La collecte du papier au Maroc s’organise au plus bas niveau. Il y a d’abord les récupérateurs ambulants. Ces derniers procèdent à la collecte auprès des papeteries, des centrales d’achat, des vendeurs de pièces détachées et de l’administration. Ils vont même jusqu’à visiter les poubelles. «A Casablanca, ils seraient 2.000 et 10.000 à l’échelon national», estime El Anba. Car, ils opèrent aussi dans les autres grandes villes comme Rabat, Fès, Tanger, Oujda et Agadir. A la fin de chaque journée, chacun d’entre eux achemine entre 100 à 150 kg chez son intermédiaire habituel, qui constitue, ensuite, le second niveau.
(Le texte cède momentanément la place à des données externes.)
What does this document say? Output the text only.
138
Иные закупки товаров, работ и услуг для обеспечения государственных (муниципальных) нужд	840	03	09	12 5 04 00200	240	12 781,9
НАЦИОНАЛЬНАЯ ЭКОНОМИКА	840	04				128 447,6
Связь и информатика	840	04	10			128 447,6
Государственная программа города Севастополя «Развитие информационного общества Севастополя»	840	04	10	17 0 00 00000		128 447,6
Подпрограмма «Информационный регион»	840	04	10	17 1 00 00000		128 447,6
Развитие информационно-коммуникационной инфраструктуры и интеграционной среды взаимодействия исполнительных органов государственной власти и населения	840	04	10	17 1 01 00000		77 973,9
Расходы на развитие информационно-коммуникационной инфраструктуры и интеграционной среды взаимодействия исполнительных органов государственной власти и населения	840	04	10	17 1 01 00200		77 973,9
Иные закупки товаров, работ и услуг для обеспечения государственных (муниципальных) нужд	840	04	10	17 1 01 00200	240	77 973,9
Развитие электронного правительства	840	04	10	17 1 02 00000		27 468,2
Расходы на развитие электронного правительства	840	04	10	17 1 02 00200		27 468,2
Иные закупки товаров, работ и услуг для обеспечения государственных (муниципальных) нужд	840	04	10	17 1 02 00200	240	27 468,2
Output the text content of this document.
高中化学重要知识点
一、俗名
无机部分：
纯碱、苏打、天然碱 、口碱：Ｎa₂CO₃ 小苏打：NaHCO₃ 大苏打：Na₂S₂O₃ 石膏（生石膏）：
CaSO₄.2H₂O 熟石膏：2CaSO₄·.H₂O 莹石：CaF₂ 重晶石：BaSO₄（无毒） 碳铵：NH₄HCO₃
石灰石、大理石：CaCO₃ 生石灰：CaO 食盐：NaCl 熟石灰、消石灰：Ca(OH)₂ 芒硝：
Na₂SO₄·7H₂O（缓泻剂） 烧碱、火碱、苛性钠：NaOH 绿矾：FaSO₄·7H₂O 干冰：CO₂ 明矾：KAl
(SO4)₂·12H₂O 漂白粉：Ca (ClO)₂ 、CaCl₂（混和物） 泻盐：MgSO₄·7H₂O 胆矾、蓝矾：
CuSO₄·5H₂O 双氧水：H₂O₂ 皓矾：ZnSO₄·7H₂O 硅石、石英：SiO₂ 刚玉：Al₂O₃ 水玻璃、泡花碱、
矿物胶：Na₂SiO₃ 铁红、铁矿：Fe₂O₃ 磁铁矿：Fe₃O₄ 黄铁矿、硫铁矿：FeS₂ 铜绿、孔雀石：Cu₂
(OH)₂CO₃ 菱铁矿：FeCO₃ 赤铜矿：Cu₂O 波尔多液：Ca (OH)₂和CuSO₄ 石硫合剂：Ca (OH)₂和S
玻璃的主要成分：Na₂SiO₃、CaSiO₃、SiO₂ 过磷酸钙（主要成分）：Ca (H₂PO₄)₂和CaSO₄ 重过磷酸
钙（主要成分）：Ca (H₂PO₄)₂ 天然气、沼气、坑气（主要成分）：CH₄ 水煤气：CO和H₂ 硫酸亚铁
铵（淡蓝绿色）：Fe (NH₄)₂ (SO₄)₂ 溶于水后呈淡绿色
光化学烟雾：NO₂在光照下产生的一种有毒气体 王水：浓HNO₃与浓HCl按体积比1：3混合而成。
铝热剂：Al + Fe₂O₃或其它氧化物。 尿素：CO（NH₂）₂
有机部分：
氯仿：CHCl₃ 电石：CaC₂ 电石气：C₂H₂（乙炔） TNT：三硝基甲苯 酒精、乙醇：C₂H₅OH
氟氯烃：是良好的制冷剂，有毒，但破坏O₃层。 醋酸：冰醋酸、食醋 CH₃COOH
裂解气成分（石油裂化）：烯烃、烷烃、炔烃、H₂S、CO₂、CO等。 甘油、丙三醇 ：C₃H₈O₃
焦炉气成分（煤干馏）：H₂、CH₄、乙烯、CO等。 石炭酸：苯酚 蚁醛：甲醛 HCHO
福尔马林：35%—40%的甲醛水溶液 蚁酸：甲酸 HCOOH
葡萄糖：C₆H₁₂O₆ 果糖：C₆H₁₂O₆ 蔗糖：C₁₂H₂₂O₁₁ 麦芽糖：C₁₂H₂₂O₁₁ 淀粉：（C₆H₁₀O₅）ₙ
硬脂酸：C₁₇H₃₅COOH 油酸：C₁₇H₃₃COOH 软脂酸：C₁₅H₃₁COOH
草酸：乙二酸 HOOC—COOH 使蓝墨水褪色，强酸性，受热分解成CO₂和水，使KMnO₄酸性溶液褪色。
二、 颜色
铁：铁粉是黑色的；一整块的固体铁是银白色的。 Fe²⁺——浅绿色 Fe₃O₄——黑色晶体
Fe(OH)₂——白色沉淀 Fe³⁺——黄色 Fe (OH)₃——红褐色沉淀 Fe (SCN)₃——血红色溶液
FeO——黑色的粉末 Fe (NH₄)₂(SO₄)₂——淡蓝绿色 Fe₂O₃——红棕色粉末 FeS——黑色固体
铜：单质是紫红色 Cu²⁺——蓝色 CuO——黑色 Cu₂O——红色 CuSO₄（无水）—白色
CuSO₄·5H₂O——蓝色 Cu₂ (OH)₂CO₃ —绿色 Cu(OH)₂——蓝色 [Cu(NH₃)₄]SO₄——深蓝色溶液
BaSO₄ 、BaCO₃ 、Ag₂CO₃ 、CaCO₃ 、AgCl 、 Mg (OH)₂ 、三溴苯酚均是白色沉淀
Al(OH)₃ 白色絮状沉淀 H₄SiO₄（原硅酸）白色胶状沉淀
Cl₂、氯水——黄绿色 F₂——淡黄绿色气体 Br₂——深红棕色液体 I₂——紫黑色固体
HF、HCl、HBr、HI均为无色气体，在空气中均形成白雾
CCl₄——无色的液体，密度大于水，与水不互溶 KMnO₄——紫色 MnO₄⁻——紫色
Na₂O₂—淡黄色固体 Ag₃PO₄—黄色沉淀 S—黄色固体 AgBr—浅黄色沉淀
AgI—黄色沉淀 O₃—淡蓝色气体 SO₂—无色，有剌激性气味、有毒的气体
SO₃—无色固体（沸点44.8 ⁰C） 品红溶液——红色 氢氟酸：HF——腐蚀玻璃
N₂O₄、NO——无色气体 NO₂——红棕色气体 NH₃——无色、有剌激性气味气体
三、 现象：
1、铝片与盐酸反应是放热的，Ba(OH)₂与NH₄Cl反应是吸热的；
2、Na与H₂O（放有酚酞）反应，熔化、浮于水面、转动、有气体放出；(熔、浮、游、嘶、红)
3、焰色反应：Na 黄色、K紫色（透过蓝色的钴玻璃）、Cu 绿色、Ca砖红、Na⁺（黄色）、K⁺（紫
Installés dans les quartiers populaires, ces intermédiaires seraient au nombre de 150.

A. G.

                                                                                                                                                 

 

Comment fonctionne le réseau

Une fois la collecte triée, deux choix se présentent à l’intermédiaire. S’il dispose des moyens, il procèdera lui-même au compactage sous forme de balles et les acheminera directement aux industriels. Sinon, il s’adressera à l’intermédiaire outillé. Sorepac et Macarpa font parties de ces intermédiaires spécialistes du compactage. Ainsi présentée, la chaîne du recyclage fait l’objet d’une hiérarchisation des gains. Ceux placés au bas de l’échelle récoltent environ 50% du prix final de livraison à l’industrie.
De fait, les ramasseurs ambulants reçoivent 0,50 DH/kg, les intermédiaires du premier niveau, entre 0,65 et 0,75 DH/kg, et les spécialistes du compactage,
1 DH. Ces derniers, qui assurent aussi l’enlèvement des marchandises, supportent bien entendu le prix du transport. Lequel pourrait atteindre jusqu’à 0,25 DH/kg pour les lots en provenance de villes lointaines. Quoi qu’il en soit, le revenu des récupérateurs ambulants dépasse de loin le niveau du Smig, assure El Anba. Sauf que la besogne, épandage d’ordures oblige, fait l’objet du discrédit des autorités locales, voire même de la population. Il faut dire aussi que le manque de tri occasionne d’importantes pertes du papier et comporte un risque sanitaire pour les ramasseurs.